Thursday, January 1, 2015

Movie with Abe: Leviathan

Directed by Andrey Zvyagintsev
Released December 25, 2014

On this season’s awards required viewing list is Golden Globe nominee and Oscar Best Foreign Film finalist “Leviathan,” which comes from Russia. Its poster shows a young boy sitting on a rock facing a giant skeleton of an animal that brings to mind the biblical sea monster from this film’s title. As is often the case, a monster or even the sea itself has little to do directly with this film, but the starkness of the poster is an appropriate representation of this film and its sober themes of holding on to what you have while it’s still there.

Kolya (Aleksey Serebryakov) is a husband and father who has lost numerous appeals to keep his home from being demolished. His friend Dima (Vladimir Vdovichenkov) arrives to help with his legal woes, but it’s clear that Kolya has many more problems than just the threat of losing his home. His wife and son do not get along, and neither is particularly happy with him on a regular basis. Kolya is also a drunk, ingesting generous amounts of vodka at an alarming rate, and therefore when the corrupt mayor (Roman Madyanov) shows up on his doorstep in the middle of the night to tell him how worthless he is, it’s simply two drunk men arguing loudly at each other, both largely unsympathetic.

Since Kolya is the one losing his land, he is the more endearing of the two, and he’s made considerably more likeable by the kindhearted efforts of Dima, who rides into town with a plan to hold off the mayor and convince him that it is not in his best interest to go after the defenseless Kolya.
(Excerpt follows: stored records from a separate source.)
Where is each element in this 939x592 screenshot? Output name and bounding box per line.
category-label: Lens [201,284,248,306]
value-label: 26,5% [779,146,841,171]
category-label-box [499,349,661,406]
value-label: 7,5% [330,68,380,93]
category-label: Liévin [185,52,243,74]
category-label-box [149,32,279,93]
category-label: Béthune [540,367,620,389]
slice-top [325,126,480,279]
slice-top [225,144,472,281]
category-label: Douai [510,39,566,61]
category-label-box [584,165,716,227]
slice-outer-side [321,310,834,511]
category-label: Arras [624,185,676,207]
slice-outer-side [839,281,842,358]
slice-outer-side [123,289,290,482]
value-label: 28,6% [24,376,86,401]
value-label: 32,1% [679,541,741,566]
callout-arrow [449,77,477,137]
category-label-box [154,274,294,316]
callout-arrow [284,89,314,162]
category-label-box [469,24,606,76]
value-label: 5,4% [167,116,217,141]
It’s hardly that easy, of course, and, as can be gathered from the film’s bleak tone, things are going to get much worse before they get better.

Though it is a grim and unoptimistic film, “Leviathan” is a strongly-made spotlight on a group of characters guided by the stoicism of their lives. This is not a conspiracy thriller where Dima will find himself whacked for attempting to blackmail the mayor, but rather one where he will prove unsuccessful with little to show for his efforts and no one to care about his failure. At 140 minutes, it’s difficult to connect and stay enthralled the entire time, but this journey may be just right for those craving a depressing visit to one lonely but intriguing spot.